Since these VNC endpoints did not need authentication, threat actors could access systems in several countries like China, Sweden, and the U.S. Names, IP addresses, connected devices etc., were compromised. Among the top five exposed countries, China had 1,555 VNCs, Sweden had 1,506, the U.S. had 835, Spain had 555, and Brazil had 529.

Top 5 countries with exposed VNCs – Cyble Research

According to the report, the exposed VNCs were from critical infrastructure-related organizations, research facilities, water treatment plants, manufacturing plants, etc. This questioned the security of national data that may get into the hands of miscreants. The data from Cyble showed that on Port 5900, there was an increased number of attacks. This is based on the attacks monitored between July 9 to August 9, 2022.

Hackers Hack VNCs
Origin point of attacks on port 5900 – Cyble Report

The research revealed that hacking into the Ministry of Health system in the Omsk region, Russia, did not need their password. Multiple Human Machine Interface (HMI) systems, Supervisory Control and Data Acquisition Systems (SCADA), workstations etc., were compromised through the internet as they were connected using exposed VNCs. The attacks were traced back to Netherlands, Russia, and Ukraine.
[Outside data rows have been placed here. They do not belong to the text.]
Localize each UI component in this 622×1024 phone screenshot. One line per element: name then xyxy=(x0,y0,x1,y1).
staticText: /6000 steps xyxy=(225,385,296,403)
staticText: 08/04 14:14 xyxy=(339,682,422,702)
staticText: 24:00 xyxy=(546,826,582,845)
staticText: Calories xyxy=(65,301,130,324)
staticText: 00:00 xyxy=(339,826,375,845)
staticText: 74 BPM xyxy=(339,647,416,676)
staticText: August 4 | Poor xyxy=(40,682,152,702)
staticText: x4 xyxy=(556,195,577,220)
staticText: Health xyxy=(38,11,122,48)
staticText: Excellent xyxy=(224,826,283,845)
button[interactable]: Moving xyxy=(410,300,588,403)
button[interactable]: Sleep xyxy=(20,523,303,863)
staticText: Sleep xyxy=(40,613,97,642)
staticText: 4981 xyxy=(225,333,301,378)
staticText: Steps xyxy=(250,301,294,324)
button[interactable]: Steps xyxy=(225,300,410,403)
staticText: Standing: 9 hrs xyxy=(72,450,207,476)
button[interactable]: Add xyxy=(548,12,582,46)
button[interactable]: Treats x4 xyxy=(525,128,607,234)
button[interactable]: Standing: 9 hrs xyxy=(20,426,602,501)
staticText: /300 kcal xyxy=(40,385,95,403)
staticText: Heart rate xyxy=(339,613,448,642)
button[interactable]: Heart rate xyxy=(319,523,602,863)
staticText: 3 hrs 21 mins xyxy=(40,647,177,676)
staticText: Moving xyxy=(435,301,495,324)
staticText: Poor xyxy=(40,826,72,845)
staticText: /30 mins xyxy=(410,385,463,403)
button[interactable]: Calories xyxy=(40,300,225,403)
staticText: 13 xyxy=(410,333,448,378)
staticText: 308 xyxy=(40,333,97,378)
Illegal buying and selling data hacked using connected exposed VNCs is on a rise. Not requiring authentication or log-in credentials such as passwords has made systems across the globe easy to be spied on using open VNC ports. Access to VNC was initially used to connect systems and remote monitoring and control computers using the Remote Frame Buffer (RFB) protocol.

Data from conversations about buying and selling access to large gaming companies and factories in ‘stock’ were unearthed. Malicious actors collect the data from search results to find organizations with exposed VNCs. They can change the settings of systems, affect the maintenance of equipment running on set credentials, and potentially damage infrastructure. This means that hackers and threat actors can also change orders and data in the systems they access, leading to confusion and impacting security measures.